For proponents of prostate cancer screening, practicing EBM is neither straightforward nor clear-cut. According to the USPSTF, there is no evidence of benefit from the best available data. In cases where evidence supports a practice, it should be promoted. But what should clinicians do in the absence of evidence? Should they inform patients that there is no evidence, thereby discouraging hope, or should they refrain from action for those who are not interested in screening? If a medical intervention provides no benefit and causes harm, many countries' laws would classify it as malpractice. Performing such an intervention without proper consent could also be considered criminal. Therefore, prostate cancer screening should not be universally recommended across all age groups, regardless of life expectancy. The USPSTF's statement, ”Clinicians should not screen men who do not express a preference for screening” is consistent with this stance.

The USPSTF also mandates that clinicians and patients engage in shared decision-making, considering the benefits and harms of prostate cancer screening before PSA testing.
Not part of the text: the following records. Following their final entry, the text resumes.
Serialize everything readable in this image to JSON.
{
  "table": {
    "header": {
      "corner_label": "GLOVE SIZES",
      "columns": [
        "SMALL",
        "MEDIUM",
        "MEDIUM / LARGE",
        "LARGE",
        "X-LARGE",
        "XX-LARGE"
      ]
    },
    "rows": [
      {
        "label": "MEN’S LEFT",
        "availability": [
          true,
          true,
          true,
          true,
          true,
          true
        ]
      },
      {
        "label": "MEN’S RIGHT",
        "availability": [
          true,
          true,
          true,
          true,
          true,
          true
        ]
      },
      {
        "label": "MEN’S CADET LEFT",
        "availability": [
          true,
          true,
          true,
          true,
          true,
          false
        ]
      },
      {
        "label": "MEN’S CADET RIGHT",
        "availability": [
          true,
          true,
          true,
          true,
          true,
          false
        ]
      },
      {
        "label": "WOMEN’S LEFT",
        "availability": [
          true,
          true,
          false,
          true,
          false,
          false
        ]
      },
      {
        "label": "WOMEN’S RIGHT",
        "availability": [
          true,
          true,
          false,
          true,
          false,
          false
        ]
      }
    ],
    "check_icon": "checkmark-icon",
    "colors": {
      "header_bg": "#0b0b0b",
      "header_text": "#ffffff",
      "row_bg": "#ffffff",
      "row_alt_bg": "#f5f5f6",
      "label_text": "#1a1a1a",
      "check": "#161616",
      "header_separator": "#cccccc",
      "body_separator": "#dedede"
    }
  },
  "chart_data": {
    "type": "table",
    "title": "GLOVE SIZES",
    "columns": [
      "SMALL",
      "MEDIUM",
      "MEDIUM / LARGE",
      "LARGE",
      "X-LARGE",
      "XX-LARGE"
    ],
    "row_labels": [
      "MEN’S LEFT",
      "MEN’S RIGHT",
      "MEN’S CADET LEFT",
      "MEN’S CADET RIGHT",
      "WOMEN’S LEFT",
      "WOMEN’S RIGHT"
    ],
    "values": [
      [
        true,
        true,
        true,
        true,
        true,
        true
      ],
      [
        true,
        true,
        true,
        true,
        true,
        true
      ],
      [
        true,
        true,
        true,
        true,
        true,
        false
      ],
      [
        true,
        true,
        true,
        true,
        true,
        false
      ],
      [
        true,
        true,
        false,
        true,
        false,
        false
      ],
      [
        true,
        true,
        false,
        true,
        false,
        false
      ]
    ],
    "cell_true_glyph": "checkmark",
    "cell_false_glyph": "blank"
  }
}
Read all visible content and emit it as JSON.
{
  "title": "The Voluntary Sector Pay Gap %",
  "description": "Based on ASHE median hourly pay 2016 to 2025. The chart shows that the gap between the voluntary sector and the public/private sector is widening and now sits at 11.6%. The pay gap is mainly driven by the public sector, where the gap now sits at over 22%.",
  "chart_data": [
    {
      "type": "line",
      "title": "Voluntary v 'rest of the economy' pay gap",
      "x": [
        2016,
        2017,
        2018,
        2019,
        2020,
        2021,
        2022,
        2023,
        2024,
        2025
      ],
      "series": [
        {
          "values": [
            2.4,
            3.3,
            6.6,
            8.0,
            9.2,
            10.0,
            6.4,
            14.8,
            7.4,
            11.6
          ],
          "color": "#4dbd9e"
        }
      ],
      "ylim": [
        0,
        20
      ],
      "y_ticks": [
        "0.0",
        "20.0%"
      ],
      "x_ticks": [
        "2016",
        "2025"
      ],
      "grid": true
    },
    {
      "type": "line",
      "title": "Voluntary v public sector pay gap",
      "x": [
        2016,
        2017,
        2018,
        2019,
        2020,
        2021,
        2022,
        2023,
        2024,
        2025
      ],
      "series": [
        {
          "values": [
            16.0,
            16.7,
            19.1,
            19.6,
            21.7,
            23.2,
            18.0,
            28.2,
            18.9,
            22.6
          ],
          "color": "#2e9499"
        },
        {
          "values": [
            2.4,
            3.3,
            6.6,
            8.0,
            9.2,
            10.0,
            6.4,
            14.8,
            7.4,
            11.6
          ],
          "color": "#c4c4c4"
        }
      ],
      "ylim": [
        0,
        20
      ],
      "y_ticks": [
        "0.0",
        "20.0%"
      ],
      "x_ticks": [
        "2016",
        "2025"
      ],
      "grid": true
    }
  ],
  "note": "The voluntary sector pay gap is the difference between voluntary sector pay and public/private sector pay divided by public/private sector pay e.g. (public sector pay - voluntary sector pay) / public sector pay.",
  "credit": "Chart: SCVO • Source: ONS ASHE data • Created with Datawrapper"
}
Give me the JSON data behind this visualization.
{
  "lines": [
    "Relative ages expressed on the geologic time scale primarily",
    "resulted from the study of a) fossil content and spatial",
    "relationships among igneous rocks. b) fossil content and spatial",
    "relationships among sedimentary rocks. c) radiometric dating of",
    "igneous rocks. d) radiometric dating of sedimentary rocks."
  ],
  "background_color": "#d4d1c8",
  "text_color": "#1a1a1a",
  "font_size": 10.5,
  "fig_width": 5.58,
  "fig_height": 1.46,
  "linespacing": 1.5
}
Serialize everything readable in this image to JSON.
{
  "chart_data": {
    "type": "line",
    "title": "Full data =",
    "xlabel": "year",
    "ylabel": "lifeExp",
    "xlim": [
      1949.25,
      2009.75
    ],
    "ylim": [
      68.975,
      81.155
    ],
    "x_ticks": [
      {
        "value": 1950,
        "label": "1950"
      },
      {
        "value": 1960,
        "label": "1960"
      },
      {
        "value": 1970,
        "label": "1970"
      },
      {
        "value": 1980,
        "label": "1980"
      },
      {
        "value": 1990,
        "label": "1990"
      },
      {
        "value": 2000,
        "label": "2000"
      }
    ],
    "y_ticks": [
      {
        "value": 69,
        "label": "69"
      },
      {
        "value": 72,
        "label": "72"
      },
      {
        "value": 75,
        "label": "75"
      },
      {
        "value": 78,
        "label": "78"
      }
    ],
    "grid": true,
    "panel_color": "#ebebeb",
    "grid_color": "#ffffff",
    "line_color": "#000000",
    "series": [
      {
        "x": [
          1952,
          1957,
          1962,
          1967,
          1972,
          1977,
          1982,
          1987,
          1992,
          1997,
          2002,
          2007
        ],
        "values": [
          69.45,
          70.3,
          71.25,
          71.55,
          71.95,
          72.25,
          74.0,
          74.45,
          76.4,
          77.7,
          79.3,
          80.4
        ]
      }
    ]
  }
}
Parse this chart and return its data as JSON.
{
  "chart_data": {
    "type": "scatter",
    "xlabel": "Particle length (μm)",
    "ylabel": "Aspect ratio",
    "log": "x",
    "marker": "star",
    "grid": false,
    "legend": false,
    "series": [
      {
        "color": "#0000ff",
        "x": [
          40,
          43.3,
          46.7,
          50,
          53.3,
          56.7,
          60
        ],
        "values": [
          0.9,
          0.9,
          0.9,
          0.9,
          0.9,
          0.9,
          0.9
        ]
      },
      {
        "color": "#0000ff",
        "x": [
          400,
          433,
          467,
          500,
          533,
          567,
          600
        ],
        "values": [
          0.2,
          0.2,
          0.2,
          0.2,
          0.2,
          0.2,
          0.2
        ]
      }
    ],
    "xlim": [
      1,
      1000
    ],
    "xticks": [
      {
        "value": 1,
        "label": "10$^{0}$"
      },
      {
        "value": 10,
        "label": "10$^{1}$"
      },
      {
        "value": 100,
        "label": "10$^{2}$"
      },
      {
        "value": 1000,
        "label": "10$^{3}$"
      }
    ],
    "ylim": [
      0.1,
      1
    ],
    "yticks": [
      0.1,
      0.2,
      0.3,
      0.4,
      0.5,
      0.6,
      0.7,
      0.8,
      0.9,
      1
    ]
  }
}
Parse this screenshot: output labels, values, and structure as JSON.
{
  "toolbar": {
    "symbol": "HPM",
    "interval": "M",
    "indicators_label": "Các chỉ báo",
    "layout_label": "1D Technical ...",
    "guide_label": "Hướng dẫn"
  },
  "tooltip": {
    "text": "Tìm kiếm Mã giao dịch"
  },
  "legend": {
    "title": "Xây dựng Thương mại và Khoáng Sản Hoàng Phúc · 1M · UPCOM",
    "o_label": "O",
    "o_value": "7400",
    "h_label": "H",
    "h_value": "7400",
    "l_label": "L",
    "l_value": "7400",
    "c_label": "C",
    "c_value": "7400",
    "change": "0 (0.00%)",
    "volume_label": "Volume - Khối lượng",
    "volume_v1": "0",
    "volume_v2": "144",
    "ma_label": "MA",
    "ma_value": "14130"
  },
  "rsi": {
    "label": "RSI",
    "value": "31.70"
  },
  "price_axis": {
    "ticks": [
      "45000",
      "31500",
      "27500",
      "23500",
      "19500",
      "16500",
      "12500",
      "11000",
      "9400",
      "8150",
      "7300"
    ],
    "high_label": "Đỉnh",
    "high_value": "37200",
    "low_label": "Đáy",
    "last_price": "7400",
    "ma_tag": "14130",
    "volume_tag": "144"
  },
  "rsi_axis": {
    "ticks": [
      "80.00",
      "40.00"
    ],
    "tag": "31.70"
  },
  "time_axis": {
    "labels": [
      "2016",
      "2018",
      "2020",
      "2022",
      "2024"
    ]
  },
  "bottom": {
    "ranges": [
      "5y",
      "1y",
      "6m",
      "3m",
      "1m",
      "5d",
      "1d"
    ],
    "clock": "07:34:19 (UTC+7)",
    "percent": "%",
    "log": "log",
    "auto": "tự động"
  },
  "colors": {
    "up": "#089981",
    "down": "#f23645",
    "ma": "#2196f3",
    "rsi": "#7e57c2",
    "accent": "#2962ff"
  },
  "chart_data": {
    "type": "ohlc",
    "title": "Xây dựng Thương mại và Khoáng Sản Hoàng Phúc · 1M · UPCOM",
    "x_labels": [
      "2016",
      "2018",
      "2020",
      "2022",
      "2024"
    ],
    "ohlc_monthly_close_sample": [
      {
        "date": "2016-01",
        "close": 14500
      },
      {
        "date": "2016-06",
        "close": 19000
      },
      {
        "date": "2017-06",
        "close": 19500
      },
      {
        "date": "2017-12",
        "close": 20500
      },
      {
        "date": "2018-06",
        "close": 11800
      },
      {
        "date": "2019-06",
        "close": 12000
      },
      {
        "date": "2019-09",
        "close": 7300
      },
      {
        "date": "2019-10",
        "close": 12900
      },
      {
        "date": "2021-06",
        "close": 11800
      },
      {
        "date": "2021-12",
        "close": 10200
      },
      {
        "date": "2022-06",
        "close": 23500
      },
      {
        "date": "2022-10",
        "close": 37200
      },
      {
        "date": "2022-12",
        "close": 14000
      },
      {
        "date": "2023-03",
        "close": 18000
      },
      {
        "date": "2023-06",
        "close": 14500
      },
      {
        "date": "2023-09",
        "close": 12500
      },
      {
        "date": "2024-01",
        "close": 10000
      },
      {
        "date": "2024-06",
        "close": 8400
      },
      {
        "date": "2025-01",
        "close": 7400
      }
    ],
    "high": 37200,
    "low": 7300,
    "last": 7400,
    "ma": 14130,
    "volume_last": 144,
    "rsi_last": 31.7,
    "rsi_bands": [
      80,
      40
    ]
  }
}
This is a key element of evidence-based practice. First of all, clinicians must be able to organize and interpret the evidence for themselves. More precisely, that there is no evidence about the benefits. They are to undergo PSA test at their own risk, regardless of life expectancy. Guidelines issued by urologists and related organizations suggest that this initial step has not yet been adequately achieved.

REFERENCE

Takahashi T. Observational study on screen-detected prostate cancer: case series of empirical clinical practice. BJU Int. 2024 Aug 29. doi: 10.1111/bju.16525.

Takahashi T. The first step in shared decision-making for prostate cancer screening. BJU Int. 2024 Nov 6. doi: 10.1111/bju.16580.

Takahashi T. Two conflicting guidelines on prostate specific antigen screening in Japan. Jpn J Clin Oncol. 2023 Mar 7;53(3):280-283. doi: 10.1093/jjco/hyac192.